Kate, recovering from a second round of chemotherapy, is at the center of this ritual of remembrance. Tart and candid, she asks her husband, “What crime against humanity did your family not commit on that land?” And so it is more or less inevitable that when the clan, joined by a cast of neighbors and cousins from France, sits down for dinner, the question of how they should think and feel about their past comes to the fore.

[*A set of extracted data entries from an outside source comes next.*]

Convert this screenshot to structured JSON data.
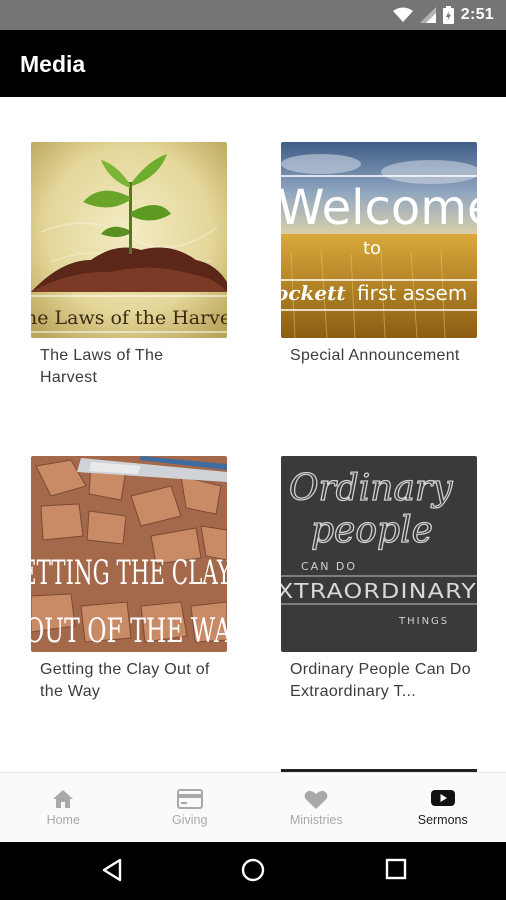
{
  "status_bar": {
    "time": "2:51"
  },
  "app_bar": {
    "title": "Media"
  },
  "media_items": [
    {
      "title": "The Laws of The Harvest",
      "thumb_text": "he Laws of the Harve"
    },
    {
      "title": "Special Announcement",
      "thumb_text": {
        "line1": "Welcome",
        "line2": "to",
        "line3a": "ockett",
        "line3b": "first assem"
      }
    },
    {
      "title": "Getting the Clay Out of the Way",
      "thumb_text": {
        "line1": "ETTING THE CLAY",
        "line2": "OUT OF THE WA"
      }
    },
    {
      "title": "Ordinary People Can Do Extraordinary T...",
      "thumb_text": {
        "line1": "Ordinary",
        "line2": "people",
        "line3": "CAN DO",
        "line4": "XTRAORDINARY",
        "line5": "THINGS"
      }
    }
  ],
  "bottom_nav": [
    {
      "label": "Home",
      "icon": "home-icon",
      "active": false
    },
    {
      "label": "Giving",
      "icon": "credit-card-icon",
      "active": false
    },
    {
      "label": "Ministries",
      "icon": "heart-icon",
      "active": false
    },
    {
      "label": "Sermons",
      "icon": "youtube-play-icon",
      "active": true
    }
  ],
  "colors": {
    "app_bar": "#000000",
    "status_bar": "#757575",
    "nav_active": "#222222",
    "nav_inactive": "#a9a9a9"
  }
}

Told with irony and deep insight, On the Tobacco Coast is Christopher Tilghman’s concluding meditation on the themes of his novels about this ancestral monument: the pride and shame in its long history, the persistence of family stories, race and privilege, the enigmas and customs of regions. It is a reflects on the state of America today, with its battles with its own history and efforts to reckon with the wrongs of the past while looking forward to an uncertain, more just future.
PUBLISHERS WEEKLY
Tilghman concludes his Chesapeake Bay quartet (after Thomas and Beal in the Midi) with this understated yet consequential drama of an American family's reckoning with its colonial heritage. The story centers on an Independence Day celebration at Mason's Retreat, a house on a former tobacco plantation on Maryland's Eastern Shore that patriarch Harry Mason purchased decades earlier after his father had sold it off. His wife, Kate, whom he met while she was a burgeoning lefty at UC Berkeley and he was an MBA student at Stanford, feels uneasy about the Masons' legacy of slaveholding and displacement of Native Americans and sees no cause to celebrate, though she's happy to be reunited with her adult children Eleanor, Ethan, and Rosalie as she recovers from chemotherapy. Novelist Eleanor is also focused on the past, though she worries readers will be turned off by the slave-owning protagonist of her new book. Rosalie, the oldest of Kate and Harry's children, harbors resentments toward her husband for letting her shoulder the brunt of their childcare duties, while Ethan, the youngest, contends with his girlfriend's indifference toward him and the family. Tilghman demonstrates particularly keen insight in his depiction of Kate, as she faces the challenge of poaching a 13-pound salmon while confronting the "forces in the house that resisted change." It's a satisfying end to a rich saga.